During the final, it was retransmitted live by streaming, the 24-year-old pianist played Chopin's second concert. "We talk about a work of youth that was mastery and absolute control of proportions, with a sense of beauty that overflows from start to finish." Among the hundreds of comments that have appeared these days in social networks, some have been awarded to compare the intervention of it with that of large pianists, including that of him venerated Vladimir Horowitz. "I have the feet well stuck to the ground. I know that I have a lot to improve and that, as Eguiazarova told me, there are always flies that sneak into concerts and recordings. "

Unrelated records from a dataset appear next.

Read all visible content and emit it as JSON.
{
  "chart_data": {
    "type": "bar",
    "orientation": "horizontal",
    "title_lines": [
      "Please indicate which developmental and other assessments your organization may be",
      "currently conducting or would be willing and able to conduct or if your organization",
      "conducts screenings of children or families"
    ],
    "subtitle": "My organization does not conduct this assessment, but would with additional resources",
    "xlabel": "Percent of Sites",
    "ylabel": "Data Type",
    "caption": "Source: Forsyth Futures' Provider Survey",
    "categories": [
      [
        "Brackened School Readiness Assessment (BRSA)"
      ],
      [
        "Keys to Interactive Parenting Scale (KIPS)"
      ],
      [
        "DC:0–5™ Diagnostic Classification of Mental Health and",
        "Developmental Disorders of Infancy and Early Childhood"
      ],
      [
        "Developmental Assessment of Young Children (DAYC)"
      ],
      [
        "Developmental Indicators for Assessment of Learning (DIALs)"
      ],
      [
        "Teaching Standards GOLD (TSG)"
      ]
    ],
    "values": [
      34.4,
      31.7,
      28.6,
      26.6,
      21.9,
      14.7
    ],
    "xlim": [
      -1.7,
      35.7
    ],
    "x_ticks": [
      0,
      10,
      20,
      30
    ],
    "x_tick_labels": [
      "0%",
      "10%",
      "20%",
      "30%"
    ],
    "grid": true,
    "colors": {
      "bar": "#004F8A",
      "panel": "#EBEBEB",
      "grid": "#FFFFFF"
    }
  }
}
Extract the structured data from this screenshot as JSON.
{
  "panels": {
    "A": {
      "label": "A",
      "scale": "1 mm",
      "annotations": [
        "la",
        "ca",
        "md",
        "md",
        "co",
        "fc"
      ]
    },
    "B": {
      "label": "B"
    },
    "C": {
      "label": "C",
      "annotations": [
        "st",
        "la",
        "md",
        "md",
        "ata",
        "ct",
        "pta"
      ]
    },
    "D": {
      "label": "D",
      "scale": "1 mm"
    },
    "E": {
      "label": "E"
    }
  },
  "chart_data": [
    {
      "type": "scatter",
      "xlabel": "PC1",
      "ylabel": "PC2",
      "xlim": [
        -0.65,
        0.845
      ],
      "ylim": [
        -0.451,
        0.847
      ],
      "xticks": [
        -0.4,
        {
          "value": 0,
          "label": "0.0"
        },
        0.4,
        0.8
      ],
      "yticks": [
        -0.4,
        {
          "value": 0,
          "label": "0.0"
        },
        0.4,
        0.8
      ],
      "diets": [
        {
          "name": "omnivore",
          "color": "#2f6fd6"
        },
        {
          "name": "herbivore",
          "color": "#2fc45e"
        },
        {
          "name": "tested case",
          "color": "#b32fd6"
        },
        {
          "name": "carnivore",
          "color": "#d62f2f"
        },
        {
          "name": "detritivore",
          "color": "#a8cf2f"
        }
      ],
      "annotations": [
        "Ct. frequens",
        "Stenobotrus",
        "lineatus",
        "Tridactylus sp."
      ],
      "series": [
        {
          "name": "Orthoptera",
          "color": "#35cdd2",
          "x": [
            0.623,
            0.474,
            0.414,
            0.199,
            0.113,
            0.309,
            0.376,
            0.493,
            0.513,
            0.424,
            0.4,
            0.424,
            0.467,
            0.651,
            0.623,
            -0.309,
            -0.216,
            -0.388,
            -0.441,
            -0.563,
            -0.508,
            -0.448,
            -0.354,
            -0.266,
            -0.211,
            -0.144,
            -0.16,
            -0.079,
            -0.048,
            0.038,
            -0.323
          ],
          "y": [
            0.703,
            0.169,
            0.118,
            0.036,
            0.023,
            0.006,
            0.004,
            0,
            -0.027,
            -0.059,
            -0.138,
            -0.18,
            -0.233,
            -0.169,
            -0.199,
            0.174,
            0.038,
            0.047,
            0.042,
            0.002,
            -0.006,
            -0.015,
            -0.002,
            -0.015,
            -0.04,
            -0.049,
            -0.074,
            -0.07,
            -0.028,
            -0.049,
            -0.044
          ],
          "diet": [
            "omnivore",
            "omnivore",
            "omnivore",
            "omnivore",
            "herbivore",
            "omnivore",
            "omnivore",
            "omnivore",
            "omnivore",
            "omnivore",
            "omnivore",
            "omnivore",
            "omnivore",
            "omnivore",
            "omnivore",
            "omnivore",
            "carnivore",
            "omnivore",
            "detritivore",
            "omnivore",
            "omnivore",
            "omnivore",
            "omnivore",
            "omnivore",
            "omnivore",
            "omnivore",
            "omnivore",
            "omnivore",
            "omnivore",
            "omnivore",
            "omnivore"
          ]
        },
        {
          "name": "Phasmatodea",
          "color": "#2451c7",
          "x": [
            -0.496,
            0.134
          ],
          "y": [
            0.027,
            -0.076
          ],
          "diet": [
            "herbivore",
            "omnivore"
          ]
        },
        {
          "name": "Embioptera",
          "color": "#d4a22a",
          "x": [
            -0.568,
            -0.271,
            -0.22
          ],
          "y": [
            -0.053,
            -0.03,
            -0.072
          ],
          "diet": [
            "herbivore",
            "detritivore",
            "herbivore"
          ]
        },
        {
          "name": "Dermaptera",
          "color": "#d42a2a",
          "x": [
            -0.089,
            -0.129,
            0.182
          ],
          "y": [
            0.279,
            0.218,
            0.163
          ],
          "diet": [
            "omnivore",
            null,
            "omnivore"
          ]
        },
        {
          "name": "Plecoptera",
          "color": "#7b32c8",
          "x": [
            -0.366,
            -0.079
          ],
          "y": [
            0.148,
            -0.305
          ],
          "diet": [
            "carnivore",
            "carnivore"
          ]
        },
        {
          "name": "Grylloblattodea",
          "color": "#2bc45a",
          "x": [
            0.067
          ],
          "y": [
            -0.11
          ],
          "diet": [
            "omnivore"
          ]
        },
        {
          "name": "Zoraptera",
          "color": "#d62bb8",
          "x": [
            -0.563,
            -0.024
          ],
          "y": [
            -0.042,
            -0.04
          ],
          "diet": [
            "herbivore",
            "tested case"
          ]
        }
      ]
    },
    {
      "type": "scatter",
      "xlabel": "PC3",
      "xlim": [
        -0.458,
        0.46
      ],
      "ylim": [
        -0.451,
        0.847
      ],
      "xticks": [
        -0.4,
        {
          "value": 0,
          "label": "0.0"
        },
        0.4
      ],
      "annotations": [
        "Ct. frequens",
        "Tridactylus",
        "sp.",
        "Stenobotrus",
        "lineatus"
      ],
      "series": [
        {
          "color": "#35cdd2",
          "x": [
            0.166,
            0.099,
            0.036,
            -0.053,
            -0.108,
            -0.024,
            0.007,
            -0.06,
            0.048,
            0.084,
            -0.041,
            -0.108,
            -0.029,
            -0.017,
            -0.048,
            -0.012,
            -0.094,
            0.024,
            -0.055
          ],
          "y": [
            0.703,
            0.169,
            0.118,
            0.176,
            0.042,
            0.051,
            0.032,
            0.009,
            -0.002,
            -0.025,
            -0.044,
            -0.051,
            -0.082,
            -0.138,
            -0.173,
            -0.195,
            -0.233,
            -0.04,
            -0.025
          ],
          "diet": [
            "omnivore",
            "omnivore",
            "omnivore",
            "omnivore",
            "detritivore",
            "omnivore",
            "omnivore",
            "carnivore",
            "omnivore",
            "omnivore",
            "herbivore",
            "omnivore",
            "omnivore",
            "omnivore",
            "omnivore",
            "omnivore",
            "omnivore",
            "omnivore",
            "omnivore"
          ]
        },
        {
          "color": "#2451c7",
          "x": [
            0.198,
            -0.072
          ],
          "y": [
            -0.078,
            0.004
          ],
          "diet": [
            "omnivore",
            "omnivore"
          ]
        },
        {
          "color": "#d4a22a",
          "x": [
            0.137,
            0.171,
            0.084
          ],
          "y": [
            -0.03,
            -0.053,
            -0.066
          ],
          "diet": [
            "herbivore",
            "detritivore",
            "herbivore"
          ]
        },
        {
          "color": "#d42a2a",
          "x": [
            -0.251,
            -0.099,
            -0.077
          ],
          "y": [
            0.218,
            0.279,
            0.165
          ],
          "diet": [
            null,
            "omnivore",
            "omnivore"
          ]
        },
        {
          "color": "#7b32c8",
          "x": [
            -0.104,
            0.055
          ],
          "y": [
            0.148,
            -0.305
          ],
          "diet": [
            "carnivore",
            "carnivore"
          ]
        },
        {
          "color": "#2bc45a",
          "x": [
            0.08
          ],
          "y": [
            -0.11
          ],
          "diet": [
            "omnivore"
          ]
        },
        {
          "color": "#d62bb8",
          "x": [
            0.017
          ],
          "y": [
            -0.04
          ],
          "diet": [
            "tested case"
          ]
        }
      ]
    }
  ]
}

It is not the only musical gesture that has starred this year Martín García, which in August proclaimed the victor of the prestigious Cleveland piano contest. "It could be said that the closure months of the pandemic have allowed me to strengthen certain technical aspects on which the emotion and feeling can then be deployed, but it is convenient to work separately." Not in vain Chopin's body was buried at the Père-Lachaise cemetery in Paris while the heart of him custodated in a Warsaw church. "I would like that one day I would give me the opportunity to record the third sonata of Him, which in just four movements summarizes everything because of what deserves to fight in this life."